Est-ce vraiment la chance de la débutante? Loïs Boisson, joueuse la moins bien classée des huitièmes de finale (WTA 361) qui dispute son premier Roland-Garros, a renversé la no 3 mondiale Jessica Pegula 3-6 6-4 6-4.
L'histoire est d'autant plus belle que la jeune Française de 22 ans, qui disputera à la Russe Mirra Andreeva (WTA 6) une place en demi-finale, revient d'une longue convalescence après s'être déchiré un ligament du genou gauche juste avant la précédente édition de Roland-Garros.
«J'avais confiance, je savais que je pouvais le faire mais je savais qu'elle était super forte. Quand j'ai vu qu'il y avait match, j'ai donné tout ce que j'avais et c'est passé, donc c'est incroyable», s'est-elle réjouie après être sortie victorieuse d'un combat de 2 heures 40 minutes.
Alors qu'elle avait été gênée par une douleur à la jambe gauche au tour précédent contre sa compatriote Elsa Jacquemot, la Française n'en portait aucun stigmate lundi à l'heure de défier la finaliste du dernier US Open , même si elle a mis du temps à se libérer de l'enjeu du match.
Coup droit ravageur
Peu aidée par le public du court Philippe-Chatrier qui a longtemps sonné creux, il a fallu attendre 3-3 dans le deuxième set et un lob parfaitement dosé de la Française après une montée au filet de Pegula pour sortir les spectateurs de leur torpeur.
«Même s'il n'y avait pas grand monde, on les entend quand même sur le Central», a nuancé la Française.
A partir de ce moment-là, Boisson est montée en puissance, prenant tous les risques, variant enfin son jeu avec des amorties bien exécutées et des coups gagnants sous l'oeil médusé de la no 3 mondiale, comme ce puissant revers à deux mains qui lui a permis de prendre la mise en jeu de Pegula et de mener 5-4 dans le deuxième set.
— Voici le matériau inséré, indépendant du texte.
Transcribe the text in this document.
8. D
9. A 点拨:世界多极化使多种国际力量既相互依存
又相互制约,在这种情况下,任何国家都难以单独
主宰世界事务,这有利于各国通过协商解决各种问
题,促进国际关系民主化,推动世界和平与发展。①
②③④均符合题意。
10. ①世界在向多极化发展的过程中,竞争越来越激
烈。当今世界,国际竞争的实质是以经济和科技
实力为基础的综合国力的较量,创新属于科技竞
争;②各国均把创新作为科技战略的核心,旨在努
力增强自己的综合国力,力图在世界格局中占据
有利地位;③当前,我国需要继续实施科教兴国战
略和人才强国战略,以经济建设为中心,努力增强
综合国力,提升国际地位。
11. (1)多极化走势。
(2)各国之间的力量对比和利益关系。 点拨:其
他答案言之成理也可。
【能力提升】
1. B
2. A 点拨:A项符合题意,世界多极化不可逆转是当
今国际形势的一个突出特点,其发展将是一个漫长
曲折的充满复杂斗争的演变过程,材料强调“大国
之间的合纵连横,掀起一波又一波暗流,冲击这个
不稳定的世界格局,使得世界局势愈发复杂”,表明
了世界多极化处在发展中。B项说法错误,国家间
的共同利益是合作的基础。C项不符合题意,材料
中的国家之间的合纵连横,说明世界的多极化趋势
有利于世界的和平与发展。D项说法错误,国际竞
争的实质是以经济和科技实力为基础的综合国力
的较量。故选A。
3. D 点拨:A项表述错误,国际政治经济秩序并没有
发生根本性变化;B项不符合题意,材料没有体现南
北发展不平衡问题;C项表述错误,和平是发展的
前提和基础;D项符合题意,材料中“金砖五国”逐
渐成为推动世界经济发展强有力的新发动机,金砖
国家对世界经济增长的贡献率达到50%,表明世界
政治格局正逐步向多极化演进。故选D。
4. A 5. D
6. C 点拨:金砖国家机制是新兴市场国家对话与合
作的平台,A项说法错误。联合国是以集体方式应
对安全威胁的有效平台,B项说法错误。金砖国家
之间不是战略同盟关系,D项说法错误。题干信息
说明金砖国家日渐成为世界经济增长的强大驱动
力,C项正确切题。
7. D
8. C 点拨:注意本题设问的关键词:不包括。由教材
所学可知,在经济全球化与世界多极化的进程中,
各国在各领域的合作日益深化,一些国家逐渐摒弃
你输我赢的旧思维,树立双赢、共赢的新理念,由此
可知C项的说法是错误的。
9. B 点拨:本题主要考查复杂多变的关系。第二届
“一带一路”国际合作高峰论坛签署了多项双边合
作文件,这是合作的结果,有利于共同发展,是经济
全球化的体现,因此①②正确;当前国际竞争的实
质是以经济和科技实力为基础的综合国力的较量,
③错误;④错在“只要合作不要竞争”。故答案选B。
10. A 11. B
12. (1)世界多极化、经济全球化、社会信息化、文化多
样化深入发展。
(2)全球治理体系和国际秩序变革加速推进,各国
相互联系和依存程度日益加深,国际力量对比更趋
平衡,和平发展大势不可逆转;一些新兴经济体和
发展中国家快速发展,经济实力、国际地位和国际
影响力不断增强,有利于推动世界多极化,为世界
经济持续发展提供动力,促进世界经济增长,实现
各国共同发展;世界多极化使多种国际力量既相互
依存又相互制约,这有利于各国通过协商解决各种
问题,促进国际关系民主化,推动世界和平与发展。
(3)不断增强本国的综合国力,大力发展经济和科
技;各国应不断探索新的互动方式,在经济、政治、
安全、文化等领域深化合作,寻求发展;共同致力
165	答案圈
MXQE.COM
La dernière manche a donné lieu à des jeux d'anthologie, notamment les deux derniers. Dès que Loïs Boisson faisait durer les échanges, l'Américaine finissait par craquer. Cette dernière n'est pas surprise de la voir jouer à ce niveau.
Mais alors qu'elle servait pour le match, la Française a dû sauver quatre balles de débreak avant d'arracher finalement une victoire de prestige, grâce à une première balle à 190 km/h suivie d'un coup droit surpuissant, son coup signature qui fait des ravages depuis le début du tournoi.
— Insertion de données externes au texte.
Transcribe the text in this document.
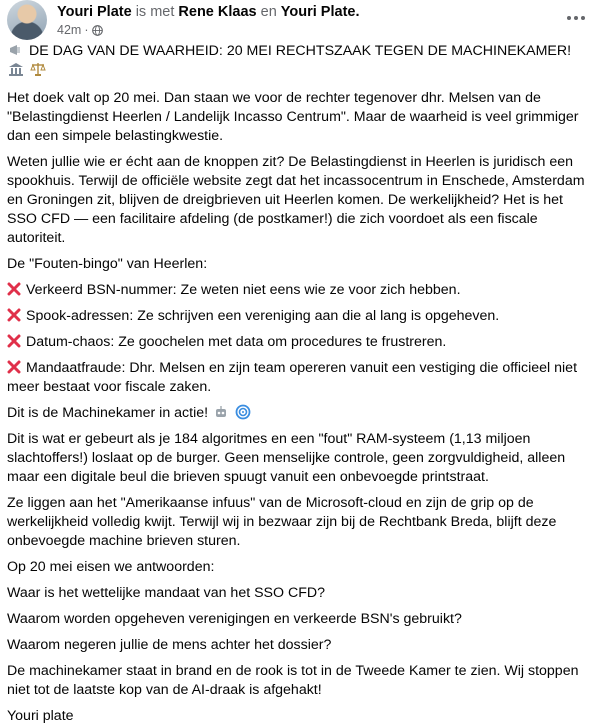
Youri Plate is met Rene Klaas en Youri Plate.
42m ·

DE DAG VAN DE WAARHEID: 20 MEI RECHTSZAAK TEGEN DE MACHINEKAMER!

Het doek valt op 20 mei. Dan staan we voor de rechter tegenover dhr. Melsen van de "Belastingdienst Heerlen / Landelijk Incasso Centrum". Maar de waarheid is veel grimmiger dan een simpele belastingkwestie.

Weten jullie wie er écht aan de knoppen zit? De Belastingdienst in Heerlen is juridisch een spookhuis. Terwijl de officiële website zegt dat het incassocentrum in Enschede, Amsterdam en Groningen zit, blijven de dreigbrieven uit Heerlen komen. De werkelijkheid? Het is het SSO CFD — een facilitaire afdeling (de postkamer!) die zich voordoet als een fiscale autoriteit.

De "Fouten-bingo" van Heerlen:

Verkeerd BSN-nummer: Ze weten niet eens wie ze voor zich hebben.

Spook-adressen: Ze schrijven een vereniging aan die al lang is opgeheven.

Datum-chaos: Ze goochelen met data om procedures te frustreren.

Mandaatfraude: Dhr. Melsen en zijn team opereren vanuit een vestiging die officieel niet meer bestaat voor fiscale zaken.

Dit is de Machinekamer in actie!

Dit is wat er gebeurt als je 184 algoritmes en een "fout" RAM-systeem (1,13 miljoen slachtoffers!) loslaat op de burger. Geen menselijke controle, geen zorgvuldigheid, alleen maar een digitale beul die brieven spuugt vanuit een onbevoegde printstraat.

Ze liggen aan het "Amerikaanse infuus" van de Microsoft-cloud en zijn de grip op de werkelijkheid volledig kwijt. Terwijl wij in bezwaar zijn bij de Rechtbank Breda, blijft deze onbevoegde machine brieven sturen.

Op 20 mei eisen we antwoorden:

Waar is het wettelijke mandaat van het SSO CFD?

Waarom worden opgeheven verenigingen en verkeerde BSN's gebruikt?

Waarom negeren jullie de mens achter het dossier?

De machinekamer staat in brand en de rook is tot in de Tweede Kamer te zien. Wij stoppen niet tot de laatste kop van de AI-draak is afgehakt!

Youri plate
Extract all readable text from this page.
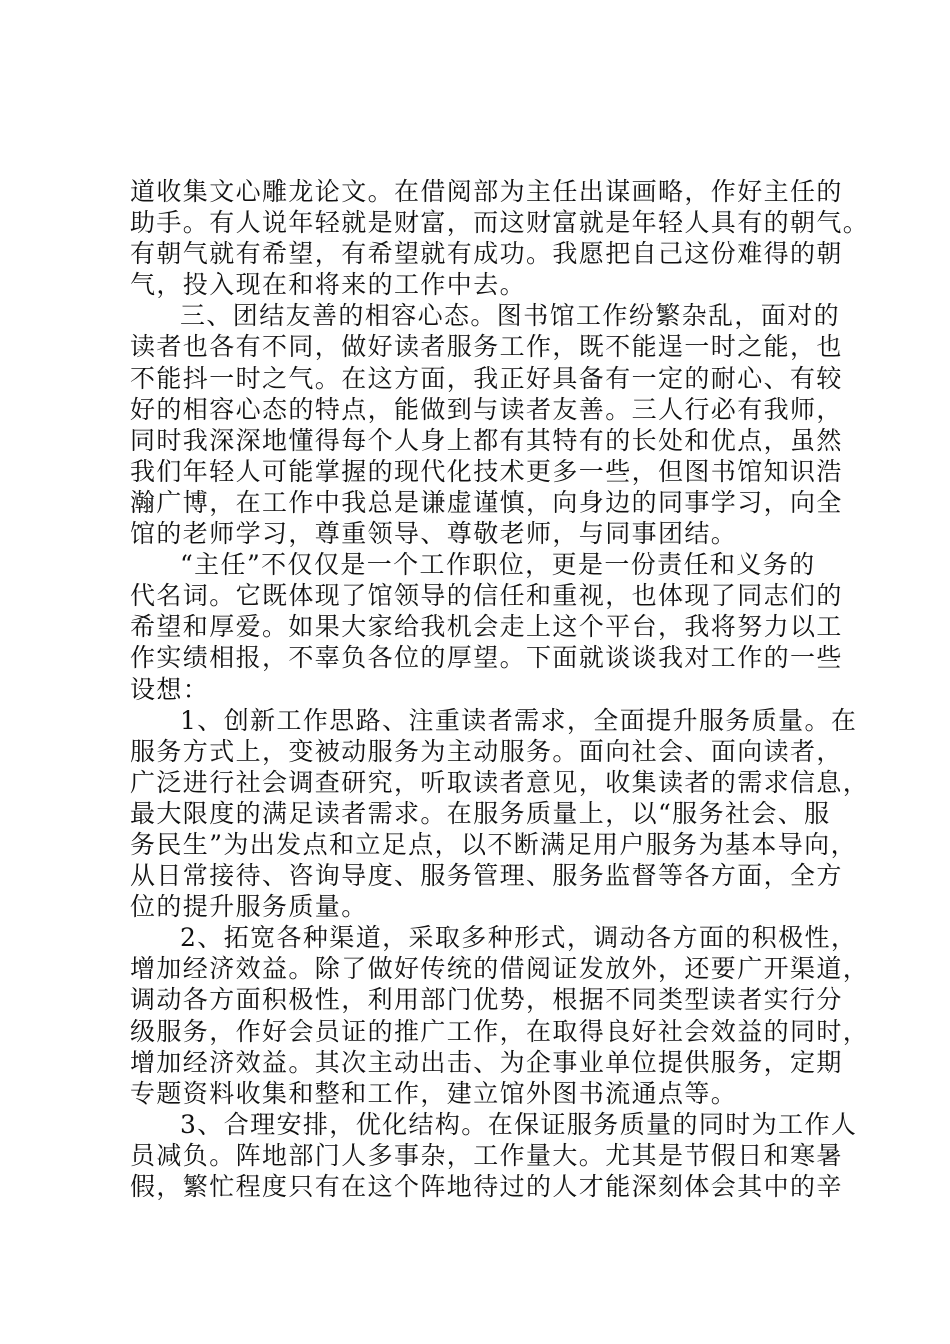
道收集文心雕龙论文。在借阅部为主任出谋画略，作好主任的
助手。有人说年轻就是财富，而这财富就是年轻人具有的朝气。
有朝气就有希望，有希望就有成功。我愿把自己这份难得的朝
气，投入现在和将来的工作中去。
三、团结友善的相容心态。图书馆工作纷繁杂乱，面对的
读者也各有不同，做好读者服务工作，既不能逞一时之能，也
不能抖一时之气。在这方面，我正好具备有一定的耐心、有较
好的相容心态的特点，能做到与读者友善。三人行必有我师，
同时我深深地懂得每个人身上都有其特有的长处和优点，虽然
我们年轻人可能掌握的现代化技术更多一些，但图书馆知识浩
瀚广博，在工作中我总是谦虚谨慎，向身边的同事学习，向全
馆的老师学习，尊重领导、尊敬老师，与同事团结。
“主任”不仅仅是一个工作职位，更是一份责任和义务的
代名词。它既体现了馆领导的信任和重视，也体现了同志们的
希望和厚爱。如果大家给我机会走上这个平台，我将努力以工
作实绩相报，不辜负各位的厚望。下面就谈谈我对工作的一些
设想：
1、创新工作思路、注重读者需求，全面提升服务质量。在
服务方式上，变被动服务为主动服务。面向社会、面向读者，
广泛进行社会调查研究，听取读者意见，收集读者的需求信息，
最大限度的满足读者需求。在服务质量上，以“服务社会、服
务民生”为出发点和立足点，以不断满足用户服务为基本导向，
从日常接待、咨询导度、服务管理、服务监督等各方面，全方
位的提升服务质量。
2、拓宽各种渠道，采取多种形式，调动各方面的积极性，
增加经济效益。除了做好传统的借阅证发放外，还要广开渠道，
调动各方面积极性，利用部门优势，根据不同类型读者实行分
级服务，作好会员证的推广工作，在取得良好社会效益的同时，
增加经济效益。其次主动出击、为企事业单位提供服务，定期
专题资料收集和整和工作，建立馆外图书流通点等。
3、合理安排，优化结构。在保证服务质量的同时为工作人
员减负。阵地部门人多事杂，工作量大。尤其是节假日和寒暑
假，繁忙程度只有在这个阵地待过的人才能深刻体会其中的辛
«La balle de match, j'avoue que j'étais assez tendue parce que j'en ai eu qu'une. J'espérais vraiment la faire sur celle-là. Quand j'ai vu que mon coup droit était gagnant, tout s'est libéré. Toute la pression, tout le stress de la fin du match», a raconté la Tricolore.
Et, pourquoi pas, aller jusqu'au bout? «J'espère gagner», a lancé Loïs Boisson sur le Central, ovationnée par le public.